Fine-Tuning ChemBERTa for Predicting Inhibitory Activity Against TDP1 Using Deep Learning (2512.04252v1)

Abstract: Predicting the inhibitory potency of small molecules against Tyrosyl-DNA Phosphodiesterase 1 (TDP1)-a key target in overcoming cancer chemoresistance-remains a critical challenge in early drug discovery. We present a deep learning framework for the quantitative regression of pIC50 values from molecular Simplified Molecular Input Line Entry System (SMILES) strings using fine-tuned variants of ChemBERTa, a pre-trained chemical LLM. Leveraging a large-scale consensus dataset of 177,092 compounds, we systematically evaluate two pre-training strategies-Masked Language Modeling (MLM) and Masked Token Regression (MTR)-under stratified data splits and sample weighting to address severe activity imbalance which only 2.1% are active.

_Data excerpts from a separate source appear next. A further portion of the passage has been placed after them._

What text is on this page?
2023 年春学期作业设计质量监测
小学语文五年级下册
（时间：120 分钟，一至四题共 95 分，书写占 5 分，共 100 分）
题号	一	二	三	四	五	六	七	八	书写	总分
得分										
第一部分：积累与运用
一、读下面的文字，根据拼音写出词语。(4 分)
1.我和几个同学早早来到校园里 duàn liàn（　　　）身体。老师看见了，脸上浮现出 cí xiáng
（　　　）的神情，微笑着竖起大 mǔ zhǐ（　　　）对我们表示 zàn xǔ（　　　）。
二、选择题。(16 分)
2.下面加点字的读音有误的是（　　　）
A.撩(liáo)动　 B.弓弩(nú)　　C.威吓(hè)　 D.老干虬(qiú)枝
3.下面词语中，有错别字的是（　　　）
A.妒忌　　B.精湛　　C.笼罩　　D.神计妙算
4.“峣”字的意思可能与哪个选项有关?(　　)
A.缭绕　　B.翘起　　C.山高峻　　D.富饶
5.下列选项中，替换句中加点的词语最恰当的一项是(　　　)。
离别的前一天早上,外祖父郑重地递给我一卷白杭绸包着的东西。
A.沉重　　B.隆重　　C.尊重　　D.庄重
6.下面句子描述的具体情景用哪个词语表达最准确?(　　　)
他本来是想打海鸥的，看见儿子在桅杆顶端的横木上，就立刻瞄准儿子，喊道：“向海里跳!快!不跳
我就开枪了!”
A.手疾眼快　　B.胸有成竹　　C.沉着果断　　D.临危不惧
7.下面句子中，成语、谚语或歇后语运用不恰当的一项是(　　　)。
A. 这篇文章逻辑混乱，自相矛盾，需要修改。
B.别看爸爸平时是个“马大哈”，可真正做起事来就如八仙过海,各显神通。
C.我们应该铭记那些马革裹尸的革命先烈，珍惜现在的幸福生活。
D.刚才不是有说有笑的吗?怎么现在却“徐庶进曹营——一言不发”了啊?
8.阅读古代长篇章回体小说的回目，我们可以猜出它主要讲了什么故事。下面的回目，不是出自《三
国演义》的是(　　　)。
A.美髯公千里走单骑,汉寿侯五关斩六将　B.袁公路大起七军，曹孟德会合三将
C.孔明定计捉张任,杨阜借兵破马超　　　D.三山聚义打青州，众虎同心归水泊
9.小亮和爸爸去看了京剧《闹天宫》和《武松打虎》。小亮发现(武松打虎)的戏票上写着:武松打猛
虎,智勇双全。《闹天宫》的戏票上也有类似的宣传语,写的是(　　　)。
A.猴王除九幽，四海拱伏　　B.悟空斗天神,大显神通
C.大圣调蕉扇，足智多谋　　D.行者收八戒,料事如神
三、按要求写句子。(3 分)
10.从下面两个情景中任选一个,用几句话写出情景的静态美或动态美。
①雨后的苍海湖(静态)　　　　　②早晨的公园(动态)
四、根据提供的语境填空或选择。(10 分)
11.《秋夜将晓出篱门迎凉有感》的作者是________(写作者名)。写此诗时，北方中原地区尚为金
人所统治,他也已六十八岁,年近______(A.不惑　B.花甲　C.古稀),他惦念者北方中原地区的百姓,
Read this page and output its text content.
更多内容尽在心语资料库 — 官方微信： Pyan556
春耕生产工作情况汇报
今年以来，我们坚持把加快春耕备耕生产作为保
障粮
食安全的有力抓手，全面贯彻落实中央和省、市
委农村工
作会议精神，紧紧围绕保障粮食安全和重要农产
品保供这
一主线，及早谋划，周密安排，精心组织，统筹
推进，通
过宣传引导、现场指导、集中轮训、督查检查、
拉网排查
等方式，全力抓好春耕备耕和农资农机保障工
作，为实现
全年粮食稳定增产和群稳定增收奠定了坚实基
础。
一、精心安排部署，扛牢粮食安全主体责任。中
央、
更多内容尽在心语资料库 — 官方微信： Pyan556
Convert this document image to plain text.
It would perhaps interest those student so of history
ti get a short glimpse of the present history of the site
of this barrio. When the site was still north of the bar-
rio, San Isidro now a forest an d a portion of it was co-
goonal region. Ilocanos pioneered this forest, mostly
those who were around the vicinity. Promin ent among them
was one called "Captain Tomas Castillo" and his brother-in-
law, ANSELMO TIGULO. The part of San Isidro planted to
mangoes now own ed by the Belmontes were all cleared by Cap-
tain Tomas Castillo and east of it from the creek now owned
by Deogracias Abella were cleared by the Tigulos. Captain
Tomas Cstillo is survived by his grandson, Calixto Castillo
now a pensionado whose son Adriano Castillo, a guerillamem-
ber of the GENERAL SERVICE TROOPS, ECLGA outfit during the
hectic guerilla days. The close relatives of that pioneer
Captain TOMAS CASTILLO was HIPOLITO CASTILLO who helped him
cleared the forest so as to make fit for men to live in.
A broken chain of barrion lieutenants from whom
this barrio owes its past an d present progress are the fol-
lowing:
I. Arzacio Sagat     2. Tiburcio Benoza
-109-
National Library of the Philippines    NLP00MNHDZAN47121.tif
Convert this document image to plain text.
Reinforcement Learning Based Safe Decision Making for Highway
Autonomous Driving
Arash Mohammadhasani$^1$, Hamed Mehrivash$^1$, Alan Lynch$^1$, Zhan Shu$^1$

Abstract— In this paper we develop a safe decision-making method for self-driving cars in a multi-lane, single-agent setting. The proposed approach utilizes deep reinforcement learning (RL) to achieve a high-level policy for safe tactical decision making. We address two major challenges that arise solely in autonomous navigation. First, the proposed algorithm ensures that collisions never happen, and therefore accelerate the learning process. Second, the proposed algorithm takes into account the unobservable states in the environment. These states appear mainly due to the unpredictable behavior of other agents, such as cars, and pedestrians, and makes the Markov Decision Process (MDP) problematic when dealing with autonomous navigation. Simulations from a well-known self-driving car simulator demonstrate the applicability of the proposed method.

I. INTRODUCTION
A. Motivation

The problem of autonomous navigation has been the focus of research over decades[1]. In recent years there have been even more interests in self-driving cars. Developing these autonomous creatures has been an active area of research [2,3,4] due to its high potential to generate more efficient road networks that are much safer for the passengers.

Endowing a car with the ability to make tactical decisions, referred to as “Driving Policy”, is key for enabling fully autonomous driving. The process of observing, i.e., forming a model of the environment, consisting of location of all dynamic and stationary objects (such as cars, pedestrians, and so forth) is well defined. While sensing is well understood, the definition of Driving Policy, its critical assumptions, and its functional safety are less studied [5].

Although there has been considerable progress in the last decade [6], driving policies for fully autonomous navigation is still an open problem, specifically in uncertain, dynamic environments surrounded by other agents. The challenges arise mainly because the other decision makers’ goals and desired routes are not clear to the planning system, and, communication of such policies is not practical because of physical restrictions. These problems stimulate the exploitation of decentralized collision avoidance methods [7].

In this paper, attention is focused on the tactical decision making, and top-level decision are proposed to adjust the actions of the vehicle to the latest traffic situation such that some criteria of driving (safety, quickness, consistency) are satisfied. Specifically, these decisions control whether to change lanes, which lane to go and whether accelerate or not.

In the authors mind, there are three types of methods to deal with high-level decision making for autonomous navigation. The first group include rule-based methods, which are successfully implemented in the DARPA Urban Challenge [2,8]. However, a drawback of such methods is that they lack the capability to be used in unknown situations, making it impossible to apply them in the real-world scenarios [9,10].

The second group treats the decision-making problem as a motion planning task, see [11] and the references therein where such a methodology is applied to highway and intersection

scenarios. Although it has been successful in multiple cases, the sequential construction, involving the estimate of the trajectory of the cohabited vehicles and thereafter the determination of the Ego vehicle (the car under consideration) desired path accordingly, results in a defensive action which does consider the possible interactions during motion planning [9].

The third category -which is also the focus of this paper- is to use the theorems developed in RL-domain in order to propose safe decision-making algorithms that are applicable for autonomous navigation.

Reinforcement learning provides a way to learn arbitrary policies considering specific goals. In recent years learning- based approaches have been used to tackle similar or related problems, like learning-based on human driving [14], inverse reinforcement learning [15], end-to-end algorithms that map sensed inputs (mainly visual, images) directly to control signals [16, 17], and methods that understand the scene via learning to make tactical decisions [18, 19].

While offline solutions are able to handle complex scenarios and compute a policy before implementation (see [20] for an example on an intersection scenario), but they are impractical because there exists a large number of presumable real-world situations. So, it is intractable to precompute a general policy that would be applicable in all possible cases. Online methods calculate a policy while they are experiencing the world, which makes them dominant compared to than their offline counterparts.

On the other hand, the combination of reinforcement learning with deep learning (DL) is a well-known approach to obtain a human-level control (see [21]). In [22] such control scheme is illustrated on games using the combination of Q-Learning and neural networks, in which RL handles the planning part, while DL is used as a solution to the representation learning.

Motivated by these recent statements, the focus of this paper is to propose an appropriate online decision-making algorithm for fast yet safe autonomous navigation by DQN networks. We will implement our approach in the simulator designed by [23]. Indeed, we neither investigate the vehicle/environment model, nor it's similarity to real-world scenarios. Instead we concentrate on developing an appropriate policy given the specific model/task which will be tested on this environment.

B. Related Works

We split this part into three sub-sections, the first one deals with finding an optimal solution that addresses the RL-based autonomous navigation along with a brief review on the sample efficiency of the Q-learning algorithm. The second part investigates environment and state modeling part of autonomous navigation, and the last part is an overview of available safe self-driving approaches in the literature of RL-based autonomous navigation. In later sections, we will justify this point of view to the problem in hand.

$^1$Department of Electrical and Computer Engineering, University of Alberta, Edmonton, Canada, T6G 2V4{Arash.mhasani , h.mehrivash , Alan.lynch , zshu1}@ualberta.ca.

Our approach outperforms classical baselines Random Predictor in both regression accuracy and virtual screening utility, and has competitive performance compared to Random Forest, achieving high enrichment factor EF@1% 17.4 and precision Precision@1% 37.4 among top-ranked predictions. The resulting model, validated through rigorous ablation and hyperparameter studies, provides a robust, ready-to-deploy tool for prioritizing TDP1 inhibitors for experimental testing. By enabling accurate, 3D-structure-free pIC50 prediction directly from SMILES, this work demonstrates the transformative potential of chemical transformers in accelerating target-specific drug discovery.